A Dec. 3 WorldNetDaily article by Brian Fitzpatrick highlighted a claim by Sen. John McCain that repealing the military's don't ask, don't tell policy "could drive massive numbers of troops out of the service," focusing on his assertion that a Pentagon survey finding that 12.6 percent of those polled would think about leaving the military earlier than planned translated to 264,000 troops leaving the military.
Fitzpatrick then piled on by citing Bob Maginnis, "military analyst" for the anti-gay hate group Family Research Council, who said, "If you add in the number who said they 'might' leave, you get 23.7 percent. That would be 528,000, when you count both active duty and reserves."

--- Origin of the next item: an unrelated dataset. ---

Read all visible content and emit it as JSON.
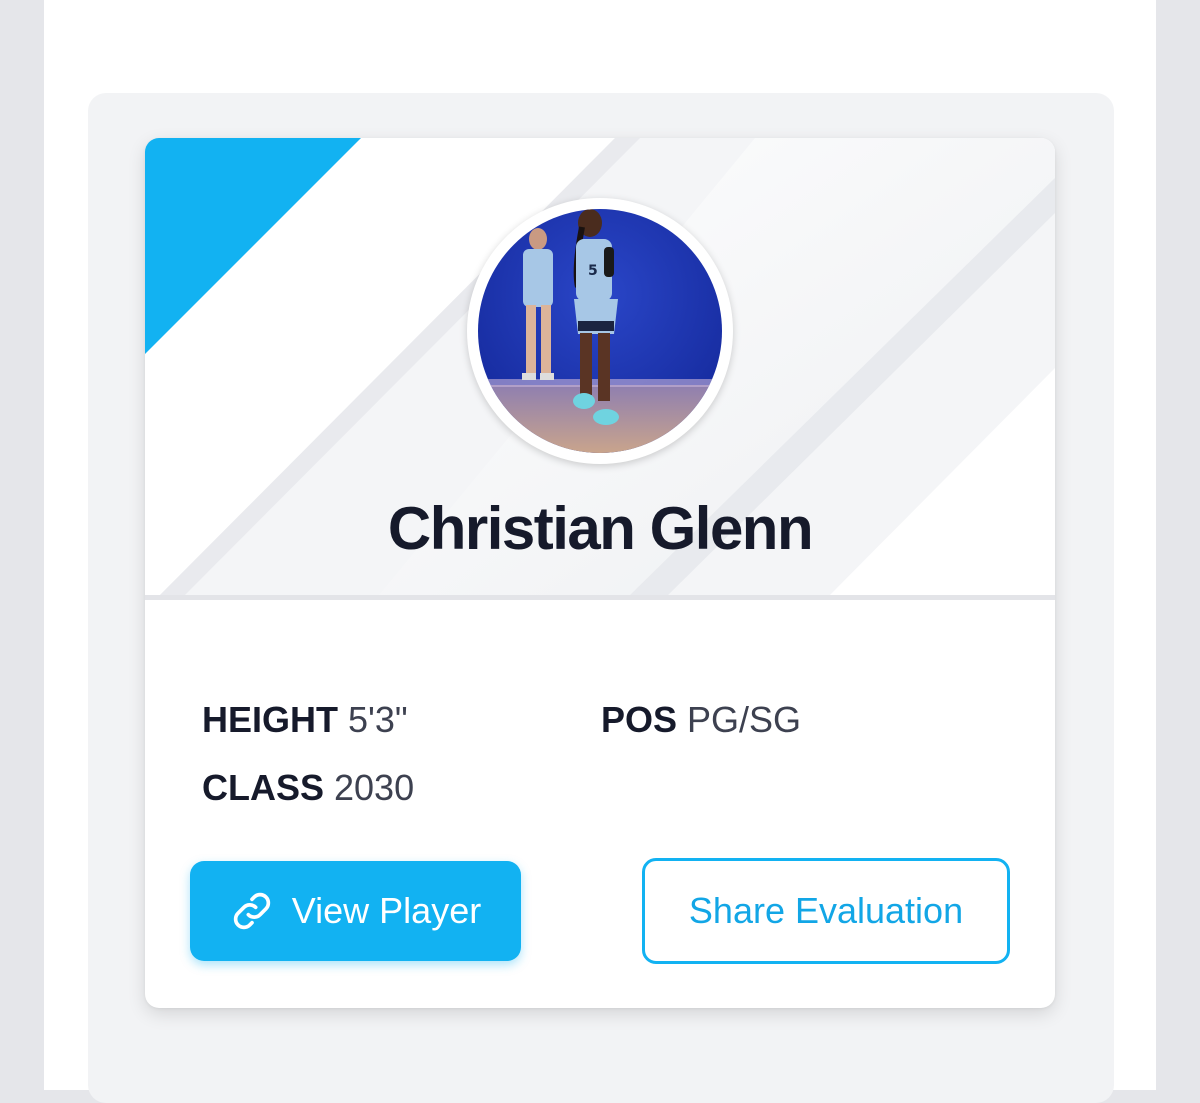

What Fitzpatrick doesn't bother to report is that the speculation of McCain and Maginnis runs counter to the actual experiences of other countries that have implemented a similar policy. As Media Matters detailed, a 2003 article in Parameters, the U.S. Army War College Quarterly found that "[n]ot a single one of the 104 experts interviewed believed that the Australian, Canadian, Israeli, or British decisions to lift their gay bans ... led to increased difficulties in recruiting or retention."
You'd think that would be relevant to include in such an article. Fitzpatrick didn't. In fact, he quotes no DADT critics in his article.